Metadata-Version: 2.4
Name: cehrgpt
Version: 0.1.2
Summary: CEHR-GPT: Generating Electronic Health Records with Chronological Patient Timelines
Author-email: Chao Pang <chaopang229@gmail.com>, Xinzhuo Jiang <xj2193@cumc.columbia.edu>, Krishna Kalluri <kk3326@cumc.columbia.edu>, Elise Minto <em3697@cumc.columbia.edu>, Jason Patterson <jp3477@cumc.columbia.edu>, Nishanth Parameshwar Pavinkurve <np2689@cumc.columbia.edu>, Karthik Natarajan <kn2174@cumc.columbia.edu>
License: MIT License
Classifier: Development Status :: 5 - Production/Stable
Classifier: Intended Audience :: Developers
Classifier: Intended Audience :: Science/Research
Classifier: License :: OSI Approved :: MIT License
Classifier: Programming Language :: Python :: 3
Requires-Python: >=3.10.0
Description-Content-Type: text/markdown
License-File: LICENSE
Requires-Dist: cehrbert==1.4.5
Requires-Dist: cehrbert_data==0.0.11
Requires-Dist: openai==1.54.3
Requires-Dist: optuna==4.0.0
Requires-Dist: transformers==4.44.1
Requires-Dist: tokenizers==0.19.0
Requires-Dist: peft==0.10.0
Requires-Dist: lightgbm
Requires-Dist: polars
Provides-Extra: dev
Requires-Dist: pre-commit; extra == "dev"
Requires-Dist: pytest; extra == "dev"
Requires-Dist: pytest-cov; extra == "dev"
Requires-Dist: pytest-subtests; extra == "dev"
Requires-Dist: rootutils; extra == "dev"
Requires-Dist: hypothesis; extra == "dev"
Requires-Dist: black; extra == "dev"
Provides-Extra: flash-attn
Requires-Dist: flash_attn; extra == "flash-attn"
Dynamic: license-file

# CEHRGPT

[![PyPI - Version](https://img.shields.io/pypi/v/cehrgpt)](https://pypi.org/project/cehrgpt/)
![Python](https://img.shields.io/badge/-Python_3.11-blue?logo=python&logoColor=white)
[![tests](https://github.com/knatarajan-lab/cehrgpt/actions/workflows/tests.yaml/badge.svg)](https://github.com/knatarajan-lab/cehrgpt/actions/workflows/tests.yaml)
[![license](https://img.shields.io/badge/License-MIT-green.svg?labelColor=gray)](https://github.com/knatarajan-lab/cehrgpt/blob/main/LICENSE)
[![contributors](https://img.shields.io/github/contributors/knatarajan-lab/cehrgpt.svg)](https://github.com/knatarajan-lab/cehrgpt/graphs/contributors)

## Description
CEHRGPT is a synthetic data generation model developed to handle structured electronic health records (EHR) with enhanced privacy and reliability.
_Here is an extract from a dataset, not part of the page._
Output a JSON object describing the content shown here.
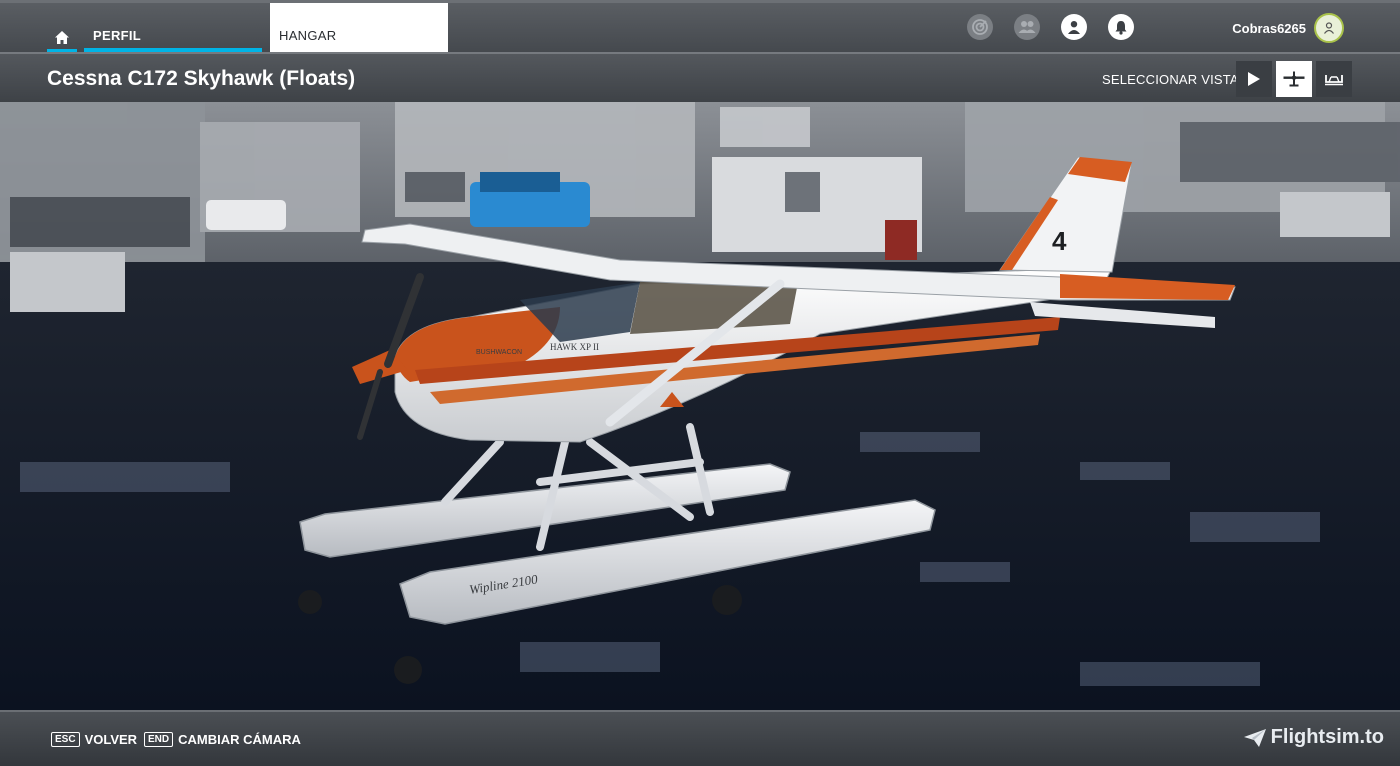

It leverages state-of-the-art natural language processing techniques to create realistic, anonymized patient data that can be used for research and development without compromising patient privacy.

## Features
- **Synthetic Patient Data Generation**: Generates comprehensive patient profiles including demographics, medical history, treatment courses, and outcomes.
- **Privacy-Preserving**: Implements techniques to ensure the generated data does not reveal identifiable information.
- **Compatibility with OMOP**: Fully compatible with the OMOP common data model, allowing seamless integration with existing healthcare data systems.
- **Extensible**: Designed to be adaptable to new datasets and different EHR systems.

## Installation
To install CEHRGPT, clone this repository and install the required dependencies.

```bash
git clone https://github.com/knatarajan-lab/cehrgpt.git
cd cehrgpt
pip install .
```

## Pretrain
Pretrain cehrgpt using the Hugging Face trainer, the parameters can be found in the sample configuration yaml
```bash
mkdir test_results
# This is NOT required when streaming is set to true
mkdir test_dataset_prepared
python -u -m cehrgpt.runners.hf_cehrgpt_pretrain_runner sample_configs/cehrgpt_pretrain_sample_config.yaml
```

## Generate synthetic sequences
Generate synthetic sequences using the trained model
```bash
export TRANSFORMERS_VERBOSITY=info
export CUDA_VISIBLE_DEVICES="0"
python -u -m cehrgpt.generation.generate_batch_hf_gpt_sequence \
  --model_folder test_results \
  --tokenizer_folder test_results \
  --output_folder test_results \
  --num_of_patients 128 \
  --batch_size 32 \
  --buffer_size 128 \
  --context_window 1024 \
  --sampling_strategy TopPStrategy \
  --top_p 1.0 --temperature 1.0 --repetition_penalty 1.0 \
  --epsilon_cutoff 0.00 \
  --demographic_data_path sample_data/pretrain
```

## Convert synthetic sequences to OMOP
```bash
# omop converter requires the OHDSI vocabulary
export OMOP_VOCAB_DIR = ""
# the omop derived tables need to be built using pyspark
export SPARK_WORKER_INSTANCES="1"
export SPARK_WORKER_CORES="8"
export SPARK_EXECUTOR_CORES="2"
export SPARK_DRIVER_MEMORY="2g"
export SPARK_EXECUTOR_MEMORY="2g"

# Convert the sequences, create the omop derived tables
sh scripts/omop_pipeline.sh \
  test_results/top_p10000/generated_sequences/ \
  test_results/top_p10000/restored_omop/ \
  $OMOP_VOCAB_DIR
```

# MEDS Support

This section demonstrates how to pretrain CEHR-GPT using MIMIC-IV data in the MEDS (Medical Event Data Standard) format.

## Prerequisites

Set up the required environment variables before beginning:

```bash
export CEHR_GPT_MODEL_DIR=""    # Path to CEHR-GPT model directory
export MEDS_DIR=""              # Path to MEDS data directory
export MEDS_READER_DIR=""       # Path to MEDS reader output directory
```

## Step 1: Create MIMIC MEDS Data

Transform your MIMIC files into MEDS format by following the instructions in the [MEDS_transforms](https://github.com/mmcdermott/MEDS_transforms/) repository.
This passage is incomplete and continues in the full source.